Now that the bpf object is saved as a hard-coded const void *, we may find it somewhere in the generated binary.
binwalk uprobe shows there is a
172168 0x2A088 ELF, 64-bit LSB relocatable, version 1 (SYSV)
We can extract it to a separated file with binwalk --extract tmp ./uprobe.
file tmp/_uprobe.extracted/2A088.o shows it is a “ELF 64-bit LSB relocatable, eBPF, version 1 (SYSV), not stripped”. But
tmp/_uprobe.extracted/2A088.o contains some extra bytes. To obtain an identical object file,
we can run dd if=uprobe of=bpf_program_extracted.o bs=1 skip=172168 count=3304 where 172168 is the start offset obtained from binwalk,
3304 is the size obtained from inspecting function uprobe_bpf__elf_bytes in the skeleton code.
We can verify this by running sha512sum tmp/_uprobe.extracted/2A088.o bpf_program.o bpf_program_extracted.o.
853e4b8c5560ecd40d465792f4777c75c6c117a797b2a1e558ef83dbb36dccdaa62a192a96bc2bb03bd5501f0d5b0007609beb0ba177a076492b189c5bf80a03 tmp/_uprobe.extracted/2A088.o
79ee4b9a85cec9bda9351936cbae4f8a879f87a7b7afd7108ffae74fe95691fd1828d20380d71b0ae5b5cbb935548fa57ed4555143fa72b811f4ba70e92914eb bpf_program.o
79ee4b9a85cec9bda9351936cbae4f8a879f87a7b7afd7108ffae74fe95691fd1828d20380d71b0ae5b5cbb935548fa57ed4555143fa72b811f4ba70e92914eb bpf_program_extracted.o
Now the conclusion is clear. bpftool gen sketelon generates skeleton code which contains a hard-coded bpf object.

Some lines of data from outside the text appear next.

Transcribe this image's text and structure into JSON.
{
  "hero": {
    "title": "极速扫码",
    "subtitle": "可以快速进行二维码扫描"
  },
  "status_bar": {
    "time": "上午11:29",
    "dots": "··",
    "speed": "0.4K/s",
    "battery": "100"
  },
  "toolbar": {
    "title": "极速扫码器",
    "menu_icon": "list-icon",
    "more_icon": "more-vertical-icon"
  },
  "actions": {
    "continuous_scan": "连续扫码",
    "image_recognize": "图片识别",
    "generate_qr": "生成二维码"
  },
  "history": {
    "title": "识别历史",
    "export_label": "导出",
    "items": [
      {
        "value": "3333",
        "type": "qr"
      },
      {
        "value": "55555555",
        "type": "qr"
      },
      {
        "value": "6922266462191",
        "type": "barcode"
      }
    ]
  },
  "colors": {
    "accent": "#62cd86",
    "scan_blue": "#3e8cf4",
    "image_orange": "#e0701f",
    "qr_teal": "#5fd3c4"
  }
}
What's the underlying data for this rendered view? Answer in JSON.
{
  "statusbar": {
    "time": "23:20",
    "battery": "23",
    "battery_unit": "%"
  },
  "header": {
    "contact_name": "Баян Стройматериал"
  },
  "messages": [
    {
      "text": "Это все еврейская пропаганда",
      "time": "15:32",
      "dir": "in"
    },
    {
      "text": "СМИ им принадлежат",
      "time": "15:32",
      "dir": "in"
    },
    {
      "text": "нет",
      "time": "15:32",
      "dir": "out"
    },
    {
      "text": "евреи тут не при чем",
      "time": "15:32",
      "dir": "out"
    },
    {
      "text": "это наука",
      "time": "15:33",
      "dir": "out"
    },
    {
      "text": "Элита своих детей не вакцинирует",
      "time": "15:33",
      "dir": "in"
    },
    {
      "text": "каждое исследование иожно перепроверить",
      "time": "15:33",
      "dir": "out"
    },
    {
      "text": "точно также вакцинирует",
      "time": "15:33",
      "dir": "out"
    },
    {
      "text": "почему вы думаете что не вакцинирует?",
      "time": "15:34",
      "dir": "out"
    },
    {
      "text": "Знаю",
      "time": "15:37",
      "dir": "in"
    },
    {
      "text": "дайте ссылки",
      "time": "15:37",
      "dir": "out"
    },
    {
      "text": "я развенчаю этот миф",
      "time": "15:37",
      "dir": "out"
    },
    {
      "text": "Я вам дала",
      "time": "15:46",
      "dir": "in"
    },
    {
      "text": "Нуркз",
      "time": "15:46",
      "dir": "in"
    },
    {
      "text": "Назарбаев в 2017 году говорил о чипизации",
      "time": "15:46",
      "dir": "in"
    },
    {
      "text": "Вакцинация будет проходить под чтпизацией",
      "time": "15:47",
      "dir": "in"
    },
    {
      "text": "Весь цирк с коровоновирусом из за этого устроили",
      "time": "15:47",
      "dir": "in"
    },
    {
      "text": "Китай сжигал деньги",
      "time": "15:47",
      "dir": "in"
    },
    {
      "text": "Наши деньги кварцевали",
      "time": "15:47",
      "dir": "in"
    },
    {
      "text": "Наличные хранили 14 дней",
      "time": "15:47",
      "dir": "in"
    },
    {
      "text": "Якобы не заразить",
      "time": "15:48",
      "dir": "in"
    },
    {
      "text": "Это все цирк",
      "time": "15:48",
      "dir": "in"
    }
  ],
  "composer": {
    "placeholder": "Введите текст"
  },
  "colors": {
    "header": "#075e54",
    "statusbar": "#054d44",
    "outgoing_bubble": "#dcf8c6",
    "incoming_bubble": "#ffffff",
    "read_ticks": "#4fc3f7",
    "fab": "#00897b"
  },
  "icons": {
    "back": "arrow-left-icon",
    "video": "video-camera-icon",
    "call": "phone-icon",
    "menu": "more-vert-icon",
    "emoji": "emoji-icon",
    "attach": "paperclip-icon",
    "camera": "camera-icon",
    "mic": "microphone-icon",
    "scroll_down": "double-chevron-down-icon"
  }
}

The compiler and linker
save this to the .rodata section (const void *) of the final binary. From the point of view of an ordinary C function, this bpf program is just another ordinary pointer.

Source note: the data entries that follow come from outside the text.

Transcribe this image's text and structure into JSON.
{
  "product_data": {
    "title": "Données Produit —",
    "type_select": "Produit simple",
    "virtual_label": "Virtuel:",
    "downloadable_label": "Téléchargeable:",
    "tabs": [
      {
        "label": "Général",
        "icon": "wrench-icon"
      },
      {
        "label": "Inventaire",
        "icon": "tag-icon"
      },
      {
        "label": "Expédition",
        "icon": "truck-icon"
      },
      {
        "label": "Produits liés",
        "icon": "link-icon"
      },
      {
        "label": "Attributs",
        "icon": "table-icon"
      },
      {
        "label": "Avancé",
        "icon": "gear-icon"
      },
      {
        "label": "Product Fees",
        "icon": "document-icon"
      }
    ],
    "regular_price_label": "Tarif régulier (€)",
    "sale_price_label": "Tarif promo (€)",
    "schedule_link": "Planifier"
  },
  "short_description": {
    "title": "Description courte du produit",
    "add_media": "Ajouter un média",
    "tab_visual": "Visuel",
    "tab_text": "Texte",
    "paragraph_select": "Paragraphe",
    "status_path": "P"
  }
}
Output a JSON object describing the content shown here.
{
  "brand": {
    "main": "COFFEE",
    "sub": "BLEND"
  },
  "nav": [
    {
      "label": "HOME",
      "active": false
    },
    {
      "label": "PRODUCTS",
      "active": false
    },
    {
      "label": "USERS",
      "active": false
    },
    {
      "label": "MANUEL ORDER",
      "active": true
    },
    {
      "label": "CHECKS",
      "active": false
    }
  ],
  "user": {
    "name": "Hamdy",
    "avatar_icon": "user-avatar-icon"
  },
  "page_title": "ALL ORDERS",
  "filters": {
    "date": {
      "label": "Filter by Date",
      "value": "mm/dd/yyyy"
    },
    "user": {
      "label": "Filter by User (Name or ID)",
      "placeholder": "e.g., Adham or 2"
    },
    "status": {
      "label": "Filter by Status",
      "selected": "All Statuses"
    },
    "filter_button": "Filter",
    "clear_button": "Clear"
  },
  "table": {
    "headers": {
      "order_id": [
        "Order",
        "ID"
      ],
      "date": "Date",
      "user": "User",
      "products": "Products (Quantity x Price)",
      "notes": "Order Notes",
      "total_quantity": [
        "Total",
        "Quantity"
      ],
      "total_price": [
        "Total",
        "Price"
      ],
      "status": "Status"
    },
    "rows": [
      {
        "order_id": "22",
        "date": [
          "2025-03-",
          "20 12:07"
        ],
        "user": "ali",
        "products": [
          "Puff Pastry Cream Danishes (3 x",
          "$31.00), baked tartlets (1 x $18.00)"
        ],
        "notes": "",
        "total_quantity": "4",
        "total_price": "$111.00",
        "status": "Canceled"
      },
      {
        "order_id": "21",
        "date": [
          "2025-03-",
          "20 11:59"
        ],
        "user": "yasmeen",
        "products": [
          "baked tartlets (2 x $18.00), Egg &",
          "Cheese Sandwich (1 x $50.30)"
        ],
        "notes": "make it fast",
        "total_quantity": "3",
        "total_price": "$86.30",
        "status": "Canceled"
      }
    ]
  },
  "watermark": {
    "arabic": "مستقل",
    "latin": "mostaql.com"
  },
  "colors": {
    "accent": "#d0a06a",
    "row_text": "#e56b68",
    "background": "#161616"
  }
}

It is also clear that, we have no reliable way to extract bpf objects from elf files as embedding details depend on implementation.
Different compilers and linkers may have different behaviours, e.g. the position within .rodata can not be determined easily.

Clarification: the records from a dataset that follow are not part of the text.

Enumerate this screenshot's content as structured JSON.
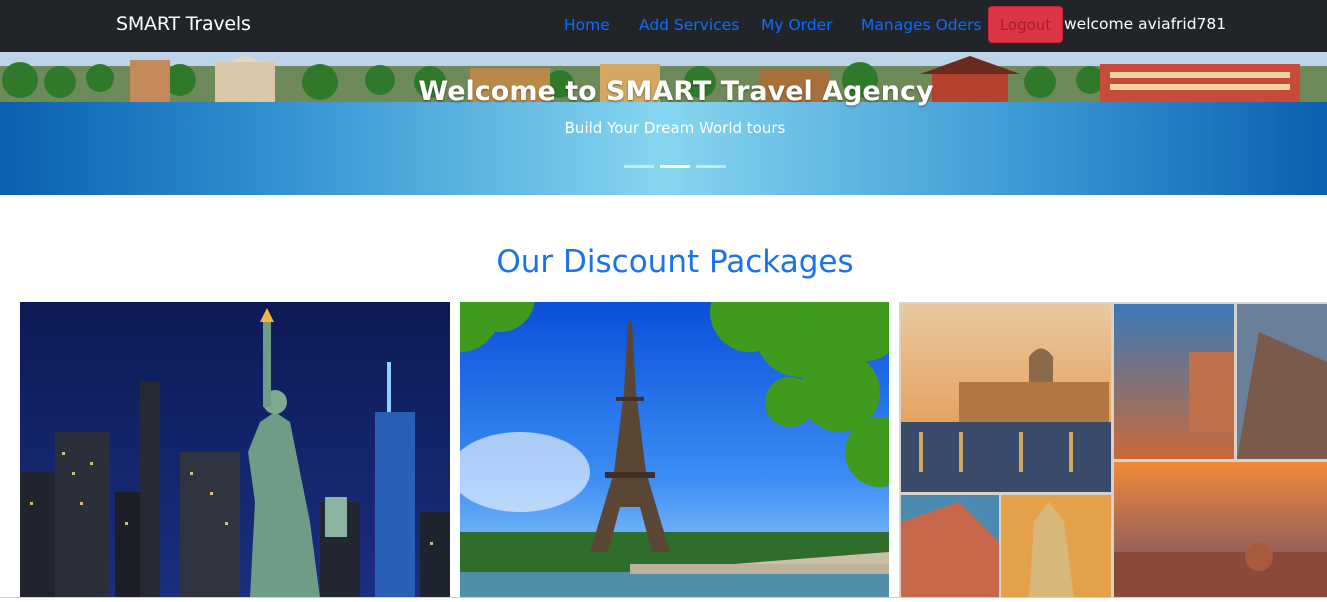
{
  "navbar": {
    "brand": "SMART Travels",
    "links": [
      "Home",
      "Add Services",
      "My Order",
      "Manages Oders"
    ],
    "logout_label": "Logout",
    "welcome_text": "welcome aviafrid781"
  },
  "hero": {
    "title": "Welcome to SMART Travel Agency",
    "subtitle": "Build Your Dream World tours",
    "indicators": 3,
    "active_indicator": 2
  },
  "packages": {
    "title": "Our Discount Packages",
    "cards": [
      {
        "image": "new-york-statue-of-liberty-night"
      },
      {
        "image": "paris-eiffel-tower"
      },
      {
        "image": "italy-collage"
      }
    ]
  },
  "colors": {
    "navbar_bg": "#212529",
    "link": "#0d6efd",
    "logout_bg": "#dc3545",
    "heading": "#1a73e8"
  }
}
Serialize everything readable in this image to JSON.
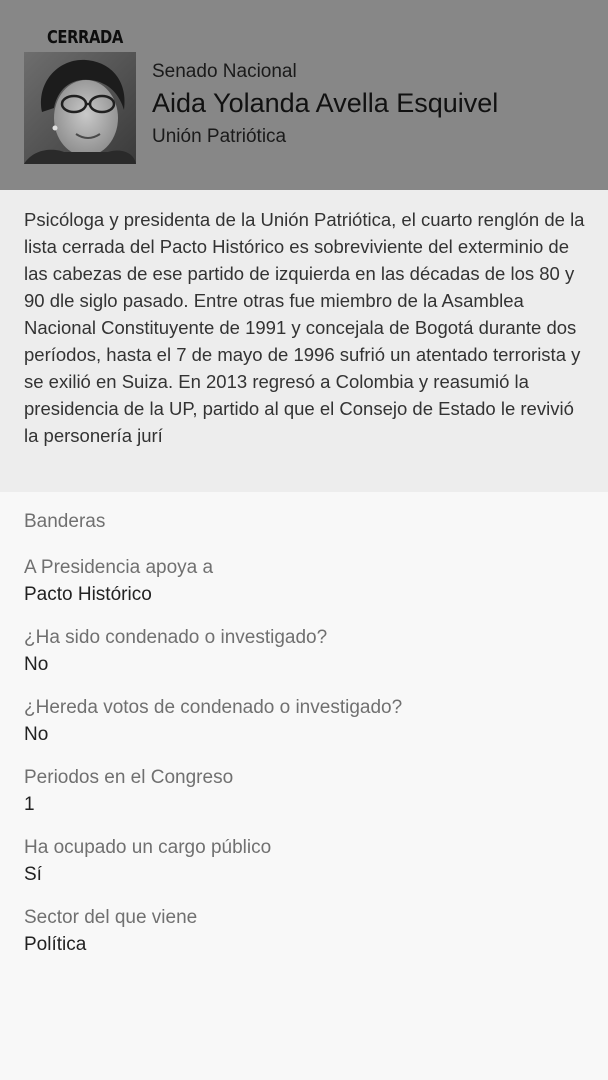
{
  "header": {
    "badge": "CERRADA",
    "chamber": "Senado Nacional",
    "name": "Aida Yolanda Avella Esquivel",
    "party": "Unión Patriótica",
    "photo_alt": "candidate-photo",
    "background_color": "#878787"
  },
  "bio": {
    "text": "Psicóloga y presidenta de la Unión Patriótica, el cuarto renglón de la lista cerrada del Pacto Histórico es sobreviviente del exterminio de las cabezas de ese partido de izquierda en las décadas de los 80 y 90 dle siglo pasado. Entre otras fue miembro de la Asamblea Nacional Constituyente de 1991 y concejala de Bogotá durante dos períodos, hasta el 7 de mayo de 1996 sufrió un atentado terrorista y se exilió en Suiza. En 2013 regresó a Colombia y reasumió la presidencia de la UP, partido al que el Consejo de Estado le revivió la personería jurí"
  },
  "details": {
    "section_title": "Banderas",
    "fields": [
      {
        "label": "A Presidencia apoya a",
        "value": "Pacto Histórico"
      },
      {
        "label": "¿Ha sido condenado o investigado?",
        "value": "No"
      },
      {
        "label": "¿Hereda votos de condenado o investigado?",
        "value": "No"
      },
      {
        "label": "Periodos en el Congreso",
        "value": "1"
      },
      {
        "label": "Ha ocupado un cargo público",
        "value": "Sí"
      },
      {
        "label": "Sector del que viene",
        "value": "Política"
      }
    ]
  }
}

The best take is using binwalk. Fortunately the extraneous bytes in the resulting binary do not really matter. We can load the ELF anyway.
TODO How is the bpf object loaded and all the other things bpf programs need?
For now, see [PATCH v3 bpf-next 00/17] Add code-generated BPF object skeleton support.
Addendum
- The compiling failure was because of the per process open files limit.
- It was systemd’s IP accounting program that was attached to every cgroup.
- Both options can be tuned in
/etc/systemd/system.conf, seeDefaultIPAccountingandDefaultLimitNOFILEin systemd-system.conf(5).